This is exactly why you probably don't want to cache the data at the client. Unless each user has his own small supercomputer with 64 gb of RAM, then you need to reduce the number of rows coming across.
The fact is most users find a large report to be pretty useless. Our brains can only keep less than a dozen values in short term memory. Thus a user isn't going to be able to gleen anything useful from a huge amount of data.
They need to perform analysis, and usually analysis involves aggregated or filtered data.
Two options you can use either or in combo:
1) Implement views that pre-aggregate the data. Many DB engines have something like materialized views or the no expand option in SQL server that basically let's you pre-aggregate reports. If you are trying to avoid this, and let your addin handle this, then you are basically building a OLAP engine, and should look at algorithms used by OLAP systems(this is exactly what PowerPivot is already).
The idea is you let the DB engine do what it's good at, reduce the number of rows to an aggregated amount that's closer to what the client needs. This ensures that you are not sending a huge amount of data over the network and requiring the client to process that data and cache in ram.

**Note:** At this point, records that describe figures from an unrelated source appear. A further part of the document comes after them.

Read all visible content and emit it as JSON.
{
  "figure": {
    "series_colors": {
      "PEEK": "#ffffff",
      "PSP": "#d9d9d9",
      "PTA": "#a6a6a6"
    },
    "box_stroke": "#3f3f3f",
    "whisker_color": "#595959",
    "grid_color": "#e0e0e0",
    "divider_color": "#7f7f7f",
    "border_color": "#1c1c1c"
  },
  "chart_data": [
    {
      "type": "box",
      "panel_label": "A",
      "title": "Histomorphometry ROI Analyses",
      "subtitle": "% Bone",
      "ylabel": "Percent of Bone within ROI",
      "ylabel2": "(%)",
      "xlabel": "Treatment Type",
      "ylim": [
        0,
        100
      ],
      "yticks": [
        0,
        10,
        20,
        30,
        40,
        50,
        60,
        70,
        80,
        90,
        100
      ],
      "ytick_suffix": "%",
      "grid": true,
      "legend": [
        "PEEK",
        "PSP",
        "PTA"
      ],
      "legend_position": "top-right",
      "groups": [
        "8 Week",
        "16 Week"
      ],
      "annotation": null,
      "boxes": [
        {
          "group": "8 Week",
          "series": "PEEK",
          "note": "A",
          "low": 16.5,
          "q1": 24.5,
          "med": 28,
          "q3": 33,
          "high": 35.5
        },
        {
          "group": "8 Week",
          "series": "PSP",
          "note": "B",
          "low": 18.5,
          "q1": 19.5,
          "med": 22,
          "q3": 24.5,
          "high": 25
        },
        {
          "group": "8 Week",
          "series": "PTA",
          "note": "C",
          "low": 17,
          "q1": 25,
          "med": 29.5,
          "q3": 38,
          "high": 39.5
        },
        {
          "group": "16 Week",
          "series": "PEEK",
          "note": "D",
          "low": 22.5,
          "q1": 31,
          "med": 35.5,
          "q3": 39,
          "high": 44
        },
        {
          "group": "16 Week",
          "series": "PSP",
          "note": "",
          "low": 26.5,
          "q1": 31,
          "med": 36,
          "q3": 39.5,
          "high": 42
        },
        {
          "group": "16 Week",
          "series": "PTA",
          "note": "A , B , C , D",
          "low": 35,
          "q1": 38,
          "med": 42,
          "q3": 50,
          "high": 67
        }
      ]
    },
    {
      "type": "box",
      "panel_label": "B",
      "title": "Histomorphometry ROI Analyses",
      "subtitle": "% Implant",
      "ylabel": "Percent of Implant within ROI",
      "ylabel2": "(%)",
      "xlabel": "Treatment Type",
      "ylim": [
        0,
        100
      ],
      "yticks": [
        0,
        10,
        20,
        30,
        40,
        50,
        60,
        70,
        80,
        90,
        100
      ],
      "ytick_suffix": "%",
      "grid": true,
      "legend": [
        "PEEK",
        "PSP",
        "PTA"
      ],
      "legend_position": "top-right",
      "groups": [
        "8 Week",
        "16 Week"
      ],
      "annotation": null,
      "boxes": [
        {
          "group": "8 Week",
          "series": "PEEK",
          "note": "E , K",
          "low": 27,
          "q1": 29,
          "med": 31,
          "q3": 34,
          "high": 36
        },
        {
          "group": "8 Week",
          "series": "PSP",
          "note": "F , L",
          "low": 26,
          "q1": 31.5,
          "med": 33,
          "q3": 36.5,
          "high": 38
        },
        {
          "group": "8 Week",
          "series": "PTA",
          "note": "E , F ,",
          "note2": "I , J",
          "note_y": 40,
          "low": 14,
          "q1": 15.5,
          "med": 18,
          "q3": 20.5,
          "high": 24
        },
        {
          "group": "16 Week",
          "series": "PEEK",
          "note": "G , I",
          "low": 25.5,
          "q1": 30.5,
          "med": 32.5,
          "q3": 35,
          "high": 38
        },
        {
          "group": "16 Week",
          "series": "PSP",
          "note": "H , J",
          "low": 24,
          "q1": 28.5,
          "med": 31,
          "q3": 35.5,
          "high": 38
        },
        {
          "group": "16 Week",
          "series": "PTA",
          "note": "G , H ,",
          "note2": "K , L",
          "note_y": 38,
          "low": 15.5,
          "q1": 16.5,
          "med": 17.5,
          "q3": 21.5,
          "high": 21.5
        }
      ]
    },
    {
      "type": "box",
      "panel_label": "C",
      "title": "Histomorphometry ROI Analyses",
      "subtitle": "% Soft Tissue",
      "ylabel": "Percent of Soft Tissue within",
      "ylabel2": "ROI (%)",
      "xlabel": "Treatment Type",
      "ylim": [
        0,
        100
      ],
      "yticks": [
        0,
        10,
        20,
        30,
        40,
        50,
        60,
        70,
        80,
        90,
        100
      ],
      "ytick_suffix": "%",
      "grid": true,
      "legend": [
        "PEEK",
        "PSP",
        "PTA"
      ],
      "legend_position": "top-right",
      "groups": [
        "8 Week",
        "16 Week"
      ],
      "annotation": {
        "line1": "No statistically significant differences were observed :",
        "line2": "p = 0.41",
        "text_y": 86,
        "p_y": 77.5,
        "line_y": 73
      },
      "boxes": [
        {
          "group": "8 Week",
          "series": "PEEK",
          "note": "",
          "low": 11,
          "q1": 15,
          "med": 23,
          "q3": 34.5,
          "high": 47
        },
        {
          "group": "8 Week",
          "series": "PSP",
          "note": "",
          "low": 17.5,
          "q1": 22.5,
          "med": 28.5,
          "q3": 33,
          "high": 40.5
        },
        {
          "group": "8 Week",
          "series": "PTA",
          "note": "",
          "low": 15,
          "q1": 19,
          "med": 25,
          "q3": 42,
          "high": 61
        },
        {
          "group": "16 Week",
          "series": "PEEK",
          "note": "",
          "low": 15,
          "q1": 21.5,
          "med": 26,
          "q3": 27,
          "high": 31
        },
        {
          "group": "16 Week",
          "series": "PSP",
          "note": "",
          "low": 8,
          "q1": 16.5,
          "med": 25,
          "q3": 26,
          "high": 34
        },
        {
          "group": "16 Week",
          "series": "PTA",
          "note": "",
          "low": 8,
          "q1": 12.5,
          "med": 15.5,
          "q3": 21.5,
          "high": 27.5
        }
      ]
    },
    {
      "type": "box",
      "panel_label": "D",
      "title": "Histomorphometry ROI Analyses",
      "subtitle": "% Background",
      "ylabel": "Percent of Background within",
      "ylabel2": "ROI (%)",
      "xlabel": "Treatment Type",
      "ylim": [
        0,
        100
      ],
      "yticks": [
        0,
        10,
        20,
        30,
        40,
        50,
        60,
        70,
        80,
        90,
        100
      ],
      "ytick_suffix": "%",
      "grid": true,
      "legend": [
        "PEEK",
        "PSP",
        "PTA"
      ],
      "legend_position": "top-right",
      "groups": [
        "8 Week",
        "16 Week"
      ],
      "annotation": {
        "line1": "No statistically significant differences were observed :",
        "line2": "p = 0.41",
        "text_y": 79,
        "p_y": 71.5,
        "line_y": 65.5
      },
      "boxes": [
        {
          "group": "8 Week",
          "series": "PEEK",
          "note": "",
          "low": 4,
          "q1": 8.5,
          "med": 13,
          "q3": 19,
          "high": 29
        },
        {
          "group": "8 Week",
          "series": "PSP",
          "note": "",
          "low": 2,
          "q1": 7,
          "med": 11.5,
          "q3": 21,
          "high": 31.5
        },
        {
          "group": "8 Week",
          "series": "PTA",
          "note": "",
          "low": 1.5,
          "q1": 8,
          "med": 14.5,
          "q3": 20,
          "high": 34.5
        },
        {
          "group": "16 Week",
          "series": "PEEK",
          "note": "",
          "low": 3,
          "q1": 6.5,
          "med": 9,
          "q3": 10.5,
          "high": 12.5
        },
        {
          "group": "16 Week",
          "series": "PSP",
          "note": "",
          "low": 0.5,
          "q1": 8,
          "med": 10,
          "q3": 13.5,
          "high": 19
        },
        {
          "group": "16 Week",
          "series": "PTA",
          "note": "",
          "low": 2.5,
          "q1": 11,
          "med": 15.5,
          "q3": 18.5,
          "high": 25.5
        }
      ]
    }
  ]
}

2) Pass filter criteria with the WHERE criteria/SP parameters to reduce the number of rows returned only to those absolutely needed. There is room to get really creative here, more than most people reallize. For example, maybe your table contains some data the user wouldn't have access to, so it makes sense to join with the authorization table(or whatever mechanism you use for access control) and filter out any data he does not have access to.
Require the user to choose filters to filter the data down to a reasonable amount.
It is a common occurrence that a user will want more data than they can swallow.
Upvotes: 1
Reputation: 38384
PowerPivot is one option which is a free addin for Excel that is optimized for aggregating(summing/counting) data in this sort of way.
It does require sufficient RAM to cache the data from the server.
Upvotes: 2